# Frozen Tilapia Fillets



## -d0rk- (Nov 10, 2005)

Ok friday, I went shopping, and bought some feeder fish, and some frozen tilapia fillets. By the time I had gotten home, they had thawed out. I sliced them into strips, kept a couple strips out for later feedings, and put the rest back in the freezer, and refroze them. The three strips I had cut up, and kept out, my P's devoured, friday, and saturday. Then yesterday, i cut a chunk off the frozen strips, and ran it under warm water, then threw it in their tank.. NOTHING. It just sat there, and they didnt touch it. Same thing today... ran it under warm water, threw it in. Today one of them actually went over and picked it up, but dropped it quickly, then the others went over and just smelled of it, and turned away. So I removed it, and threw a goldfish in, which became nothing but scales in a matter of seconds. 
Whats the deal here? Could it be because I refroze the tilapia? or do p's just not normally like it???


----------



## Hemi (Nov 13, 2005)

it might be how you defrost

did you defrost it out of a pakage?
if so it prolly washed off the good smell/taste they like
i usually separate the feeding amounts into ziplock bags
and when i defrost 
i leave it in the bag and soak it in a paper cup 
also make sure it isnt cold 
mine dont seem to like it chilled


----------



## PiranhaStein (Dec 30, 2005)

It might be that the food was defrosted by hot water? I used to use hot water to defrost my homemade and cube food, now I just use cold water as it does the same. Probably goes with the idea that your not supposed to feed your fish cooked food.
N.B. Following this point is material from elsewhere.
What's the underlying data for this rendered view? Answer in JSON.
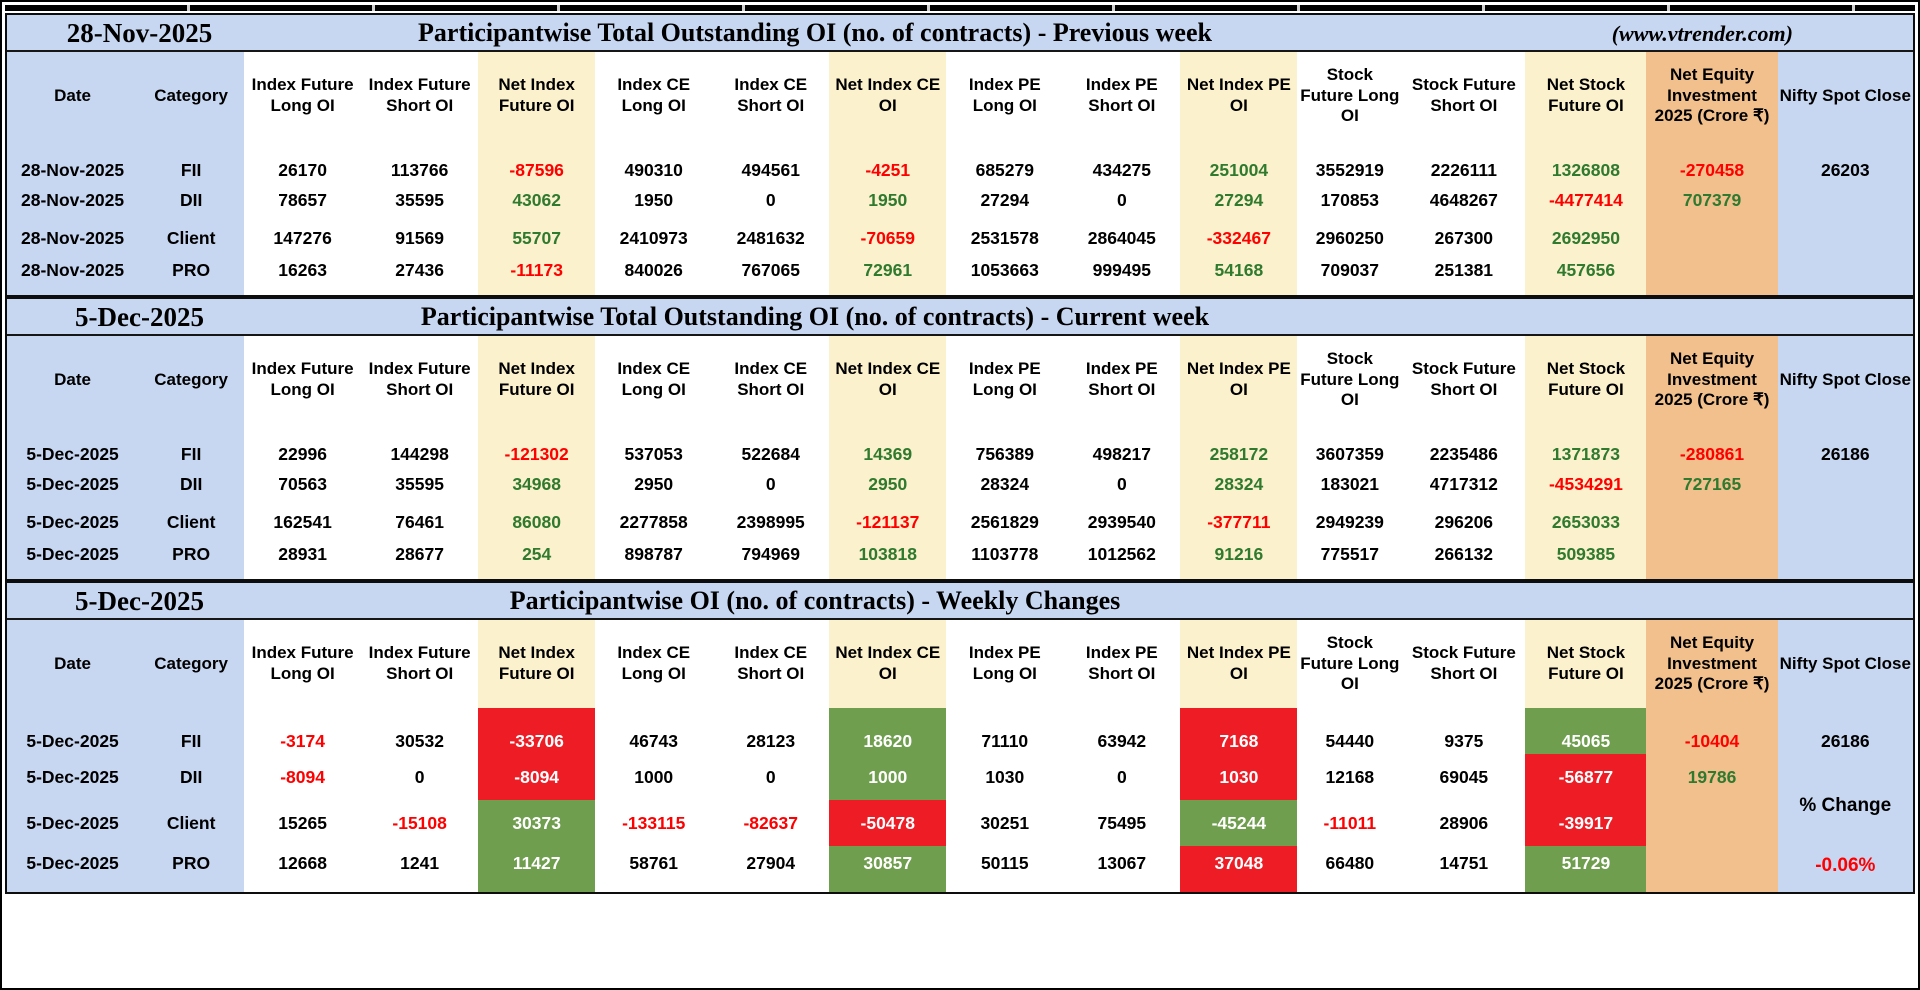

try just leaving the frozen food out for a couple of hours and see if they go after it. Sometimes you can over do a new food. As i got earthworms for the first time they went crazy for them. I added 5 in a row without them slowing down. Then i tried the next day and they didn't go after them. Maybe the principle that you want what you can't have works for the p's. If there is an abundant amount of food it loses its demand?

Good luck, try letting the tipapia defrost in the fridge over night thats what a lot of people do that have been feeding ps for a while.


----------



## -d0rk- (Nov 10, 2005)

Hemi said:


> it might be how you defrost
> 
> did you defrost it out of a pakage?
> if so it prolly washed off the good smell/taste they like
> ...


Oh ok, well, yeah the smell could be part of it. 
I have like a lb. it frozen altogether, and just chiseled chunks of it off as needed. Then I ran it under warm water. So thats probably the problem. Thanks!


----------



## cory (Jan 31, 2006)

I hve noticed that if I through it in after it has thawed out by itself they pound it and if I defrost it in the microwave they arent as crazy about it for some reason. My fish used to have shrimp as a favorite but I think I overdid it or they just seem to love this fish more. I introduced it to them last week and even my finiky Rhom will even eat it in front of me.


----------